均压电极垢层电沉积模型分析与应用

换流阀是高压直流输电系统中的核心设备，阀冷系统用于阀体组件的散热，而阀冷系统散热器腐蚀和均压电极结垢将导致换流阀运行故障，因此研究阀冷系统的腐蚀和结垢特性，对保障换流站安全可靠运行尤其重要。基于散热器腐蚀和垢层的沉积机理，应用有限元方法，建立了考虑电极表面沉积反应、物质传递过程的均压电极垢层沉积模型，所建模型能够模拟垢层生长过程、分析电极表面附近电场以及腐蚀离子浓度分布。基于该模型分析了电极表面垢层的沉积行为特性、电极表面的垢层分布，讨论了不同电压等级对垢层厚度的影响，得到垢层主要分布在高电位电极、电极尖端垢层量远大于电极平行位置以及电压等级升高，垢层厚度明显增大的仿真结果。结合实际换流站阀冷系统的运行数据和电极结垢形貌，验证了垢层沉积模型的有效性。

Analysis and Application of Grading Electrodes Deposition Model

The converter valve is one of the core equipment in high voltage direct current (HVDC) system, and the water cooling system is often used for heat dissipation. However, the corrosion of radiator in the cooling system and the sediment on the grading electrode will lead to fault of converter valve.
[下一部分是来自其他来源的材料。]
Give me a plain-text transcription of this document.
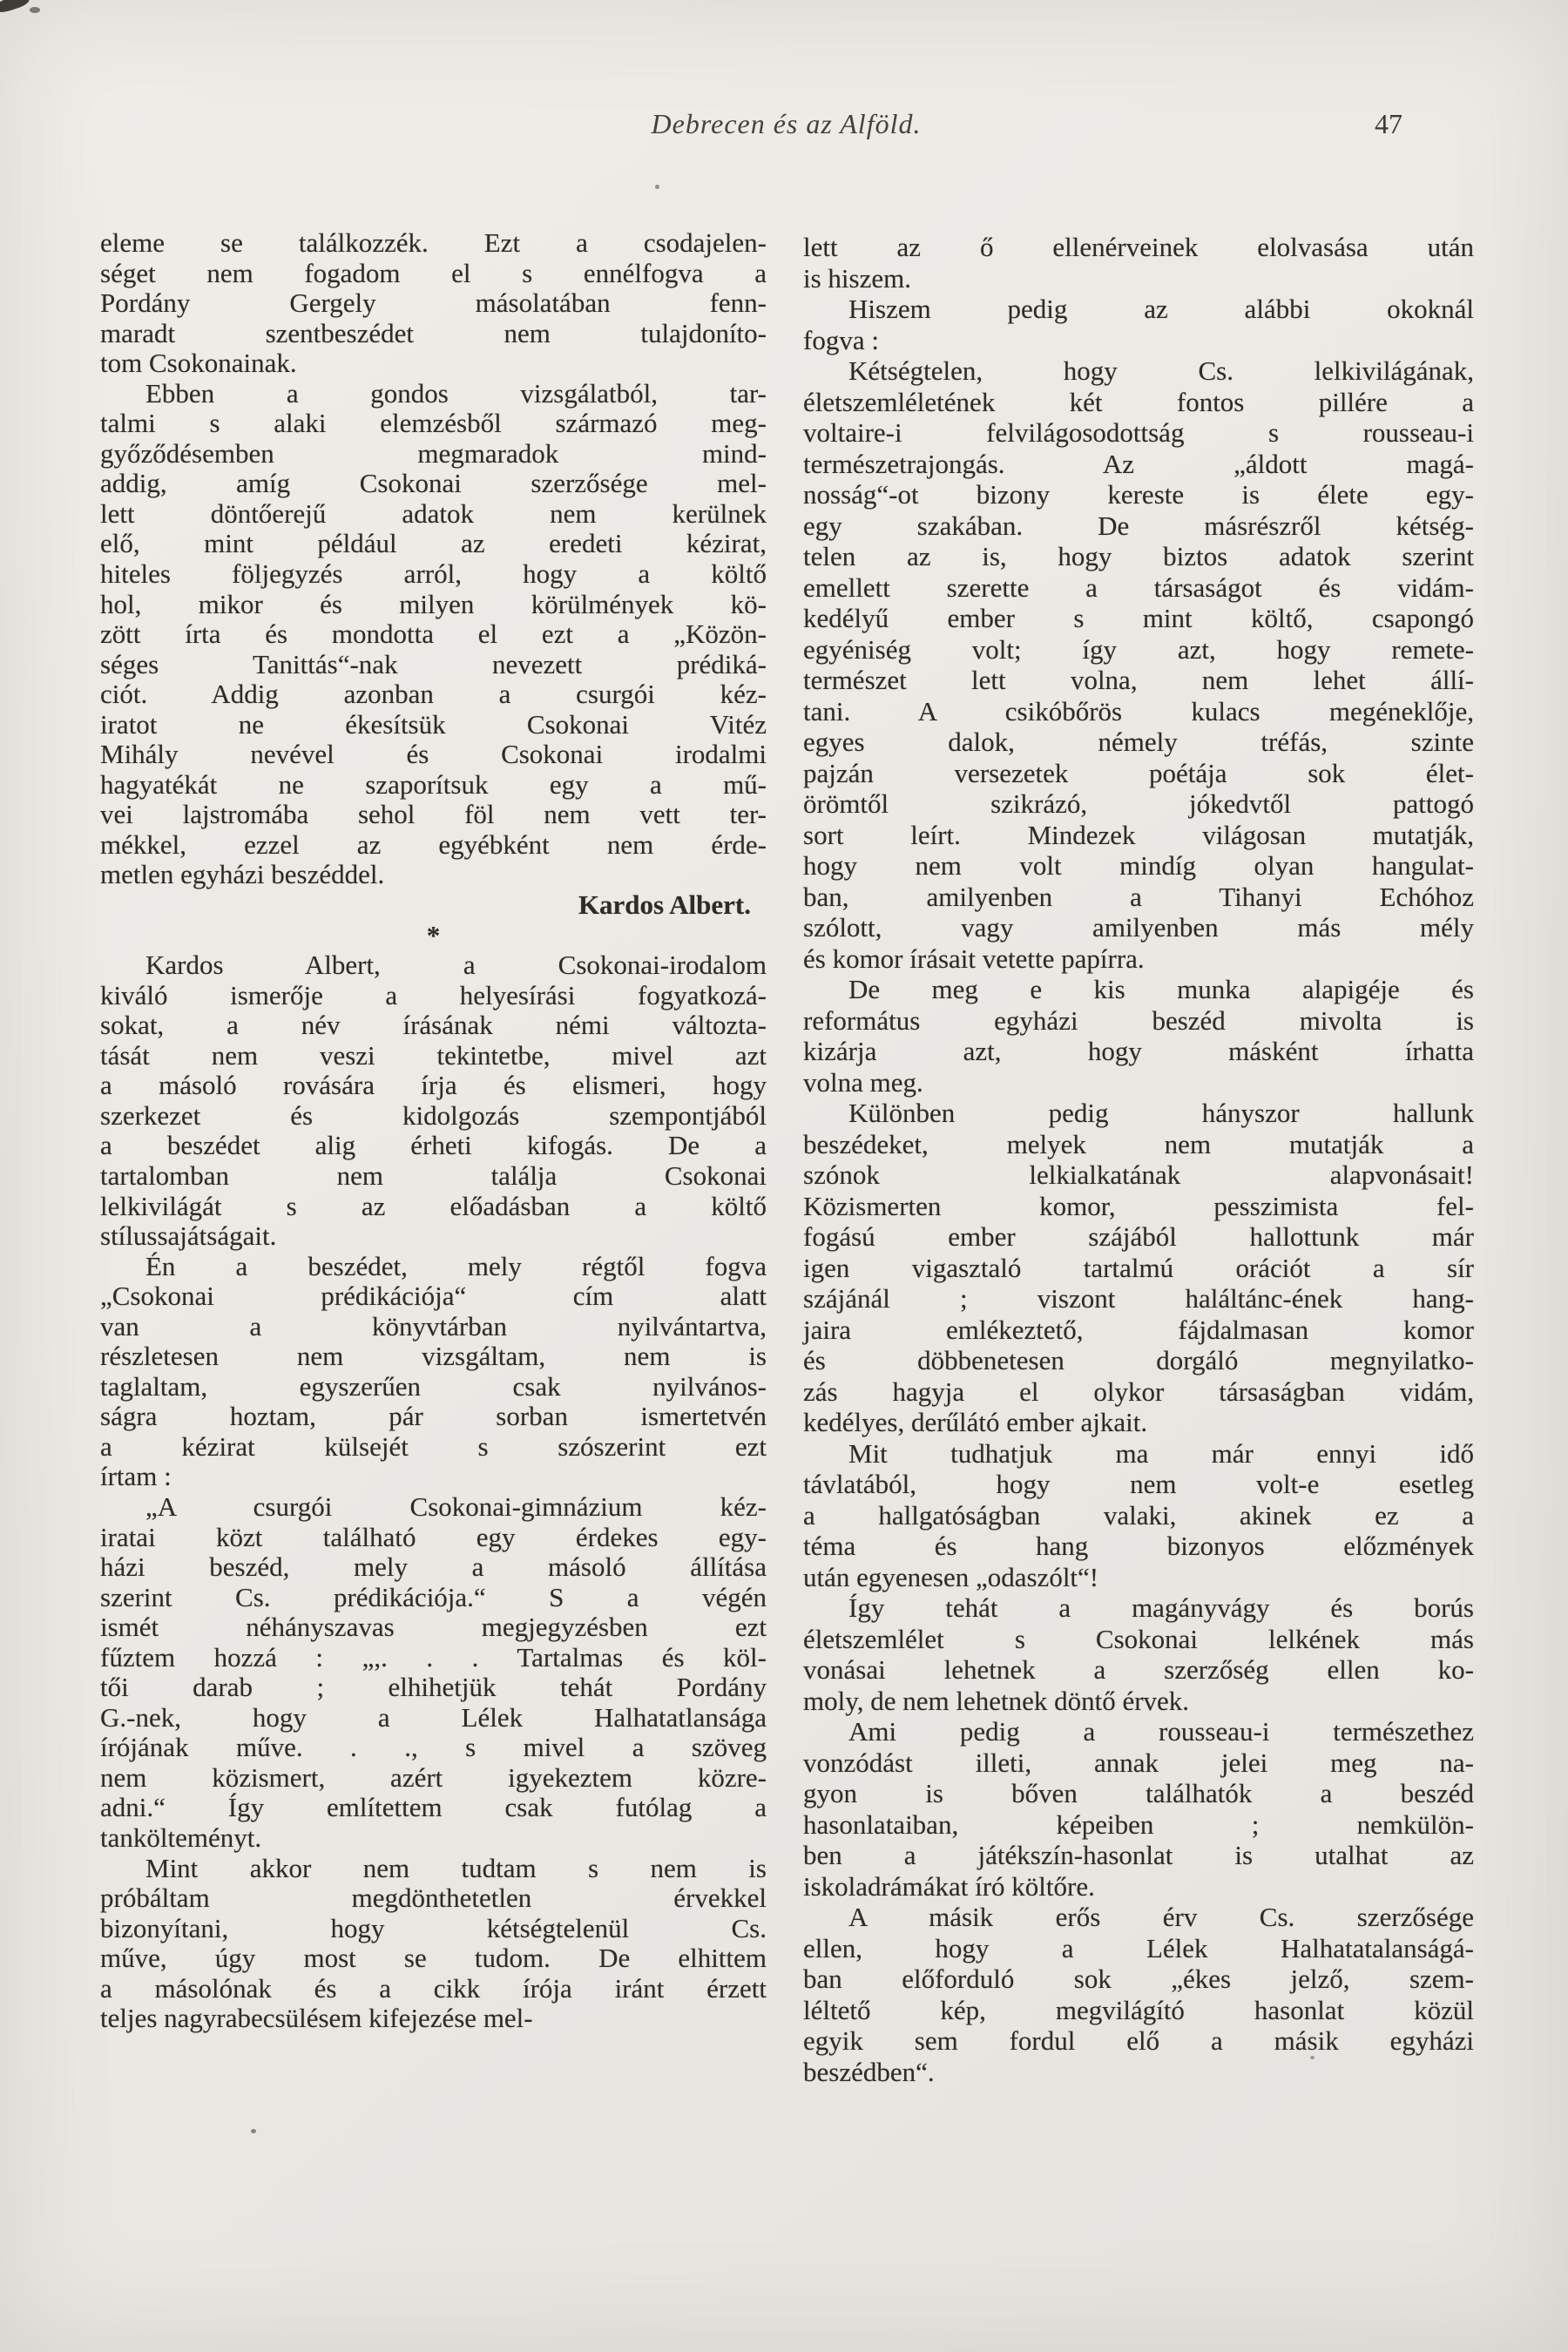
Debrecen és az Alföld.	47
eleme se találkozzék. Ezt a csodajelen-
séget nem fogadom el s ennélfogva a
Pordány Gergely másolatában fenn-
maradt szentbeszédet nem tulajdoníto-
tom Csokonainak.
Ebben a gondos vizsgálatból, tar-
talmi s alaki elemzésből származó meg-
győződésemben megmaradok mind-
addig, amíg Csokonai szerzősége mel-
lett döntőerejű adatok nem kerülnek
elő, mint például az eredeti kézirat,
hiteles följegyzés arról, hogy a költő
hol, mikor és milyen körülmények kö-
zött írta és mondotta el ezt a „Közön-
séges Tanittás“-nak nevezett prédiká-
ciót. Addig azonban a csurgói kéz-
iratot ne ékesítsük Csokonai Vitéz
Mihály nevével és Csokonai irodalmi
hagyatékát ne szaporítsuk egy a mű-
vei lajstromába sehol föl nem vett ter-
mékkel, ezzel az egyébként nem érde-
metlen egyházi beszéddel.
Kardos Albert.
*
Kardos Albert, a Csokonai-irodalom
kiváló ismerője a helyesírási fogyatkozá-
sokat, a név írásának némi változta-
tását nem veszi tekintetbe, mivel azt
a másoló rovására írja és elismeri, hogy
szerkezet és kidolgozás szempontjából
a beszédet alig érheti kifogás. De a
tartalomban nem találja Csokonai
lelkivilágát s az előadásban a költő
stílussajátságait.
Én a beszédet, mely régtől fogva
„Csokonai prédikációja“ cím alatt
van a könyvtárban nyilvántartva,
részletesen nem vizsgáltam, nem is
taglaltam, egyszerűen csak nyilvános-
ságra hoztam, pár sorban ismertetvén
a kézirat külsejét s szószerint ezt
írtam :
„A csurgói Csokonai-gimnázium kéz-
iratai közt található egy érdekes egy-
házi beszéd, mely a másoló állítása
szerint Cs. prédikációja.“ S a végén
ismét néhányszavas megjegyzésben ezt
fűztem hozzá : „,. . . Tartalmas és köl-
tői darab ; elhihetjük tehát Pordány
G.-nek, hogy a Lélek Halhatatlansága
írójának műve. . ., s mivel a szöveg
nem közismert, azért igyekeztem közre-
adni.“ Így említettem csak futólag a
tankölteményt.
Mint akkor nem tudtam s nem is
próbáltam megdönthetetlen érvekkel
bizonyítani, hogy kétségtelenül Cs.
műve, úgy most se tudom. De elhittem
a másolónak és a cikk írója iránt érzett
teljes nagyrabecsülésem kifejezése mel-
lett az ő ellenérveinek elolvasása után
is hiszem.
Hiszem pedig az alábbi okoknál
fogva :
Kétségtelen, hogy Cs. lelkivilágának,
életszemléletének két fontos pillére a
voltaire-i felvilágosodottság s rousseau-i
természetrajongás. Az „áldott magá-
nosság“-ot bizony kereste is élete egy-
egy szakában. De másrészről kétség-
telen az is, hogy biztos adatok szerint
emellett szerette a társaságot és vidám-
kedélyű ember s mint költő, csapongó
egyéniség volt; így azt, hogy remete-
természet lett volna, nem lehet állí-
tani. A csikóbőrös kulacs megéneklője,
egyes dalok, némely tréfás, szinte
pajzán versezetek poétája sok élet-
örömtől szikrázó, jókedvtől pattogó
sort leírt. Mindezek világosan mutatják,
hogy nem volt mindíg olyan hangulat-
ban, amilyenben a Tihanyi Echóhoz
szólott, vagy amilyenben más mély
és komor írásait vetette papírra.
De meg e kis munka alapigéje és
református egyházi beszéd mivolta is
kizárja azt, hogy másként írhatta
volna meg.
Különben pedig hányszor hallunk
beszédeket, melyek nem mutatják a
szónok lelkialkatának alapvonásait!
Közismerten komor, pesszimista fel-
fogású ember szájából hallottunk már
igen vigasztaló tartalmú orációt a sír
szájánál ; viszont haláltánc-ének hang-
jaira emlékeztető, fájdalmasan komor
és döbbenetesen dorgáló megnyilatko-
zás hagyja el olykor társaságban vidám,
kedélyes, derűlátó ember ajkait.
Mit tudhatjuk ma már ennyi idő
távlatából, hogy nem volt-e esetleg
a hallgatóságban valaki, akinek ez a
téma és hang bizonyos előzmények
után egyenesen „odaszólt“!
Így tehát a magányvágy és borús
életszemlélet s Csokonai lelkének más
vonásai lehetnek a szerzőség ellen ko-
moly, de nem lehetnek döntő érvek.
Ami pedig a rousseau-i természethez
vonzódást illeti, annak jelei meg na-
gyon is bőven találhatók a beszéd
hasonlataiban, képeiben ; nemkülön-
ben a játékszín-hasonlat is utalhat az
iskoladrámákat író költőre.
A másik erős érv Cs. szerzősége
ellen, hogy a Lélek Halhatatalanságá-
ban előforduló sok „ékes jelző, szem-
léltető kép, megvilágító hasonlat közül
egyik sem fordul elő a másik egyházi
beszédben“.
It's therefore essential to study the characteristics of corrosion and deposition in the water cooling system. Based on the mechanism of radiator corrosion and sediment deposition, this paper uses the finite element method to establish a grading electrodes deposition model considering the electrode surface deposition reaction and material transfer process. The built model can investigate the growth process of the sediment, and analyze the electric field near the surface of electrodes and the distribution of the corrosion ion concentration. The deposition behavior of sediment and the distribution of sediment on grading electrodes is studied based on the proposed model, and the effect of voltage level on the thickness of sediment is discussed. The results indicated that the thickness of sediments is proportional to the voltage level, the sediment is mainly concentrated on the high-potential electrode, and the amount of sediment on the electrode tip is much larger than that on the parallel position of the electrode. In addition, the proposed model is verified by the measurement results of actual converter valve's cooling system and the sediment on the electrode.